Он сваливает меня у окна прямо на пол — грязный, думаю я, но не удерживаюсь на ногах и падаю у батареи — а сам присаживается напротив меня на корточках. Он относится к вымирающему подвиду человека: бритая голова, панковская сережка и взгляд наемного убийцы из низкопробного триллера. Интересно, он тренируется перед зеркалом брутальному выражению лица? Я представляю его в плохо освещенной прихожей напротив пыльного зеркала — на фоне ковра с дряхлыми, умирающими от старости оленями — корчащим свирепые рожи своему отражению. Я смеюсь.
Он смотрит на меня с какой-то задумчивой ненавистью. Как будто ему интересно, что будет, если раздавить в руках мою голову, как спелый арбуз. Мне не нравится этот взгляд. Еще больше мне не нравится пафос и вторичность сложившейся ситуации. Намного приятнее было бы погибнуть как-нибудь художественно: современно и иронично.

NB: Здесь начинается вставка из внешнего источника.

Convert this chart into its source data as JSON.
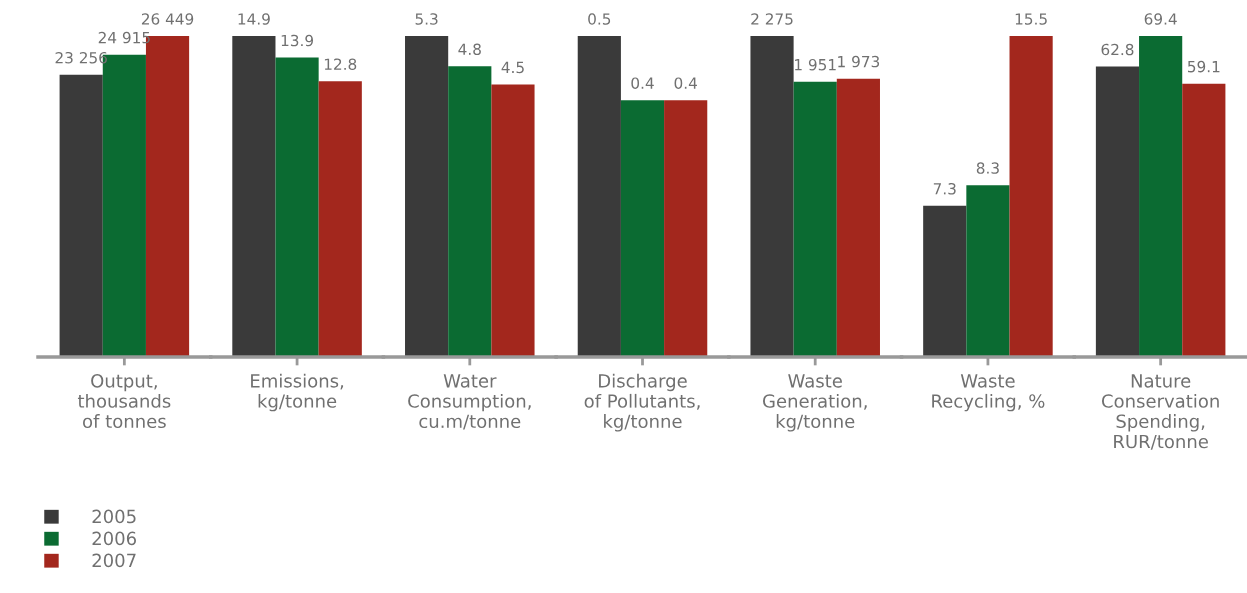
{
  "chart_data": [
    {
      "type": "bar",
      "categories": [
        "Output,\nthousands\nof tonnes"
      ],
      "legend": "bottom left",
      "tick_labels": "x",
      "grid": false,
      "data_labels": true,
      "series": [
        {
          "name": "2005",
          "color": "#3a3a3a",
          "values": [
            23256
          ],
          "value_labels": [
            "23 256"
          ]
        },
        {
          "name": "2006",
          "color": "#0b6b32",
          "values": [
            24915
          ],
          "value_labels": [
            "24 915"
          ]
        },
        {
          "name": "2007",
          "color": "#a3271d",
          "values": [
            26449
          ],
          "value_labels": [
            "26 449"
          ]
        }
      ]
    },
    {
      "type": "bar",
      "categories": [
        "Emissions,\nkg/tonne"
      ],
      "tick_labels": "x",
      "grid": false,
      "data_labels": true,
      "series": [
        {
          "color": "#3a3a3a",
          "values": [
            14.9
          ]
        },
        {
          "color": "#0b6b32",
          "values": [
            13.9
          ]
        },
        {
          "color": "#a3271d",
          "values": [
            12.8
          ]
        }
      ]
    },
    {
      "type": "bar",
      "categories": [
        "Water\nConsumption,\ncu.m/tonne"
      ],
      "tick_labels": "x",
      "grid": false,
      "data_labels": true,
      "series": [
        {
          "color": "#3a3a3a",
          "values": [
            5.3
          ]
        },
        {
          "color": "#0b6b32",
          "values": [
            4.8
          ]
        },
        {
          "color": "#a3271d",
          "values": [
            4.5
          ]
        }
      ]
    },
    {
      "type": "bar",
      "categories": [
        "Discharge\nof Pollutants,\nkg/tonne"
      ],
      "tick_labels": "x",
      "grid": false,
      "data_labels": true,
      "series": [
        {
          "color": "#3a3a3a",
          "values": [
            0.5
          ]
        },
        {
          "color": "#0b6b32",
          "values": [
            0.4
          ]
        },
        {
          "color": "#a3271d",
          "values": [
            0.4
          ]
        }
      ]
    },
    {
      "type": "bar",
      "categories": [
        "Waste\nGeneration,\nkg/tonne"
      ],
      "tick_labels": "x",
      "grid": false,
      "data_labels": true,
      "series": [
        {
          "color": "#3a3a3a",
          "values": [
            2275
          ],
          "value_labels": [
            "2 275"
          ]
        },
        {
          "color": "#0b6b32",
          "values": [
            1951
          ],
          "value_labels": [
            "1 951"
          ]
        },
        {
          "color": "#a3271d",
          "values": [
            1973
          ],
          "value_labels": [
            "1 973"
          ]
        }
      ]
    },
    {
      "type": "bar",
      "categories": [
        "Waste\nRecycling, %"
      ],
      "tick_labels": "x",
      "grid": false,
      "data_labels": true,
      "series": [
        {
          "color": "#3a3a3a",
          "values": [
            7.3
          ]
        },
        {
          "color": "#0b6b32",
          "values": [
            8.3
          ]
        },
        {
          "color": "#a3271d",
          "values": [
            15.5
          ]
        }
      ]
    },
    {
      "type": "bar",
      "categories": [
        "Nature\nConservation\nSpending,\nRUR/tonne"
      ],
      "tick_labels": "x",
      "grid": false,
      "data_labels": true,
      "series": [
        {
          "color": "#3a3a3a",
          "values": [
            62.8
          ]
        },
        {
          "color": "#0b6b32",
          "values": [
            69.4
          ]
        },
        {
          "color": "#a3271d",
          "values": [
            59.1
          ]
        }
      ]
    }
  ]
}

— У тебя закурить не найдется? — спрашиваю я поэтому.
И ощупываю туалет взглядом в поисках хоть чего-нибудь, чем можно было бы защищаться. В дальнем углу желтеет одинокий веник.
* * *
Через минуту мы оба сидим на полу туалета — грязный, грязный, продолжает биться брезгливая истерика на задворках моего сознания — и курим, глядя в серую дверь, в веник с совком, в некогда голубые стены, измызганные чьей-то душевной грязью.
— Ты один из этих, да? — спрашивает меня Белозеров.
Его брови хмурятся — все, что осталось на его лице от волос. Из окна на него падает серый свет, освещая его глаза, тоже серые. Я думаю о том, что кто-то из нас, вероятно, психически болен.
И если быть объективным и непредвзятым, все указывает на то, что это я.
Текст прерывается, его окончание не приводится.